At first, the joke would seem to be on the audience, then on one performer. Then it begins to become recognisable as a joke in that most traditional of forms about three different nationalities.
There’s “an Englishman an Irishman and a Scotsman….” The rest of it is awaiting discovery and that is up to Will Adamsdale’s panicking, sweat-soaked Englishman, Brian Logan’s more laid-back Scotsman and Lloyd Hutchinson’s Irishman, though he denies being Irish: he’s from Belfast.
It is a joke they are trapped in and they have to tell it.
There is a surreal set-up of uncertainty and some bigger controller that smacks of Godot and Rosencrantz and Guildenstern are Dead and quirky comedy about how theatre is created through imagination, but most of the humour comes from a satirical look at national stereotyping and the expression of patriotic pride as ordinary people begin to conform to the prototype and try to identify what they are proud of.

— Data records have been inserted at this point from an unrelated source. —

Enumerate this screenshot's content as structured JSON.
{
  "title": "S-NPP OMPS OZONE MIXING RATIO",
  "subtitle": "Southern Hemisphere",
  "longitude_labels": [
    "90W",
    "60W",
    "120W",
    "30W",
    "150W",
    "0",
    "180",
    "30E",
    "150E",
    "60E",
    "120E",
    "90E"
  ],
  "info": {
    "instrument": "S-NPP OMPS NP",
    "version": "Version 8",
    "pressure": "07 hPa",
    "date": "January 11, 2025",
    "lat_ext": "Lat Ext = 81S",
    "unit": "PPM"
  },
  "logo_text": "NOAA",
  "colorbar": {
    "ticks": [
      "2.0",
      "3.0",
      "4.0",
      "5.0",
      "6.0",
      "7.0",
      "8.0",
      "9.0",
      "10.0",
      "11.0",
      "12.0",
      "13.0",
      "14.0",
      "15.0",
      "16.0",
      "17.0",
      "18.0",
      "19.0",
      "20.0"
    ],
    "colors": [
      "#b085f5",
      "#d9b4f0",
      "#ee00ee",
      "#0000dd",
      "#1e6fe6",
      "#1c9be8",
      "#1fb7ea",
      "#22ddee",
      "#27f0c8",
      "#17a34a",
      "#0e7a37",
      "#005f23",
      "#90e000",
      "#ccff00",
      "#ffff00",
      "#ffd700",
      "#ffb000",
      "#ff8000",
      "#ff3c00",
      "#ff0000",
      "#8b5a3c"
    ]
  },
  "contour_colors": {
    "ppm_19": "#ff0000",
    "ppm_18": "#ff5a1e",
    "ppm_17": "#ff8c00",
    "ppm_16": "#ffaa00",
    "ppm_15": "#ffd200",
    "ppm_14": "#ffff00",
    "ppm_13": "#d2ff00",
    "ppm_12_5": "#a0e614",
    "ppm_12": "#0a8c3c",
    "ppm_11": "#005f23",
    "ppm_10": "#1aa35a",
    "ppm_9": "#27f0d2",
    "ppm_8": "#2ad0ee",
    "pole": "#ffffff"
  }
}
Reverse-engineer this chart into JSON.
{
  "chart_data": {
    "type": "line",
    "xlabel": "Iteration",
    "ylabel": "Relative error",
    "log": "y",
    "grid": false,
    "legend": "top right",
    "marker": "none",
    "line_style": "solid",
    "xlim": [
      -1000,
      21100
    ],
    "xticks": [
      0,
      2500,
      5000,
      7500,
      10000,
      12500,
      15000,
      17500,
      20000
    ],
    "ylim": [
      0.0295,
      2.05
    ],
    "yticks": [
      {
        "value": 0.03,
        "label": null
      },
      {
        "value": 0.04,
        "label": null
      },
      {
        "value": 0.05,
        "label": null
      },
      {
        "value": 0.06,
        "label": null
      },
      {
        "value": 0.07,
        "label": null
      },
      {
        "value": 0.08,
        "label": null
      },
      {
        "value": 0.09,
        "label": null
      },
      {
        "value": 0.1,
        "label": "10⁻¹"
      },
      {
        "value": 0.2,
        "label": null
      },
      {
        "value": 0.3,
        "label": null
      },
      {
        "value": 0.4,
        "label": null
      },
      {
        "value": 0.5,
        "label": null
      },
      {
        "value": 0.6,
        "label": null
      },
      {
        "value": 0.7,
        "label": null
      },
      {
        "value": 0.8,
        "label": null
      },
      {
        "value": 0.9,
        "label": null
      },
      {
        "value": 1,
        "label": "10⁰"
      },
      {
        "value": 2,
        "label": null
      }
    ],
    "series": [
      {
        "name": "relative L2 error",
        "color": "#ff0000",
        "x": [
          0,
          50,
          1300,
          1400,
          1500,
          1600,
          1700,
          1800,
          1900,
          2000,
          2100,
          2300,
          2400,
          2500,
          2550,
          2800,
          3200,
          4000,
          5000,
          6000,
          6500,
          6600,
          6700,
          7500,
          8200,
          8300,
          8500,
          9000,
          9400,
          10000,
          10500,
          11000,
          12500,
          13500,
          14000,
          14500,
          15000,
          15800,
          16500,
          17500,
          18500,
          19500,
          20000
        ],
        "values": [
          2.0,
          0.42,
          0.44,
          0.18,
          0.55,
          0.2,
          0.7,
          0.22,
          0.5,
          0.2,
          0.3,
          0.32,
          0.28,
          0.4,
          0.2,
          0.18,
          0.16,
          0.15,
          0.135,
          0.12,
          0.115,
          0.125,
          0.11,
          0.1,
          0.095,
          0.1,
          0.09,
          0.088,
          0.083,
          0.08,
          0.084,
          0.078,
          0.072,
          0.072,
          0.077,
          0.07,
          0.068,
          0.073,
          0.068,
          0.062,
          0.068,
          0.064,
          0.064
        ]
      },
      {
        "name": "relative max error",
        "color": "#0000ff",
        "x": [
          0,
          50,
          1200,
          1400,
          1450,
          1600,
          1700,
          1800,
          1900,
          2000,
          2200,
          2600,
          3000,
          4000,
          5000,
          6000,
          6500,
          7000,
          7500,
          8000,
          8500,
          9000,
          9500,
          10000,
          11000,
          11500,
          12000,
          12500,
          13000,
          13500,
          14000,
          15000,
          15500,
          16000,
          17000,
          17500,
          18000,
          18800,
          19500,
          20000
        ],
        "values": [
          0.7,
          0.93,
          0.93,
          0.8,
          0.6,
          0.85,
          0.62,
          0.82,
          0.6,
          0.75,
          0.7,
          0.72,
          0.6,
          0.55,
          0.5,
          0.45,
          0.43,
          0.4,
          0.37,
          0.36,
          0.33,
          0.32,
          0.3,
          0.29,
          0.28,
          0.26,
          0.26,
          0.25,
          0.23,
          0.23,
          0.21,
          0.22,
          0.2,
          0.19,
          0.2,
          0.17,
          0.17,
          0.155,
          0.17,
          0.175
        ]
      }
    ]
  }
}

The Joke is a more a romp than serious satire. If the humour sometimes sags it soon picks up—and different audiences find different things funny. With their frantic, exasperated flailing to find a finish that might liberate, these three awake sympathy along with laughter and they put so much into giving the audience a good time they well earn the enthusiastic applause that thanks them.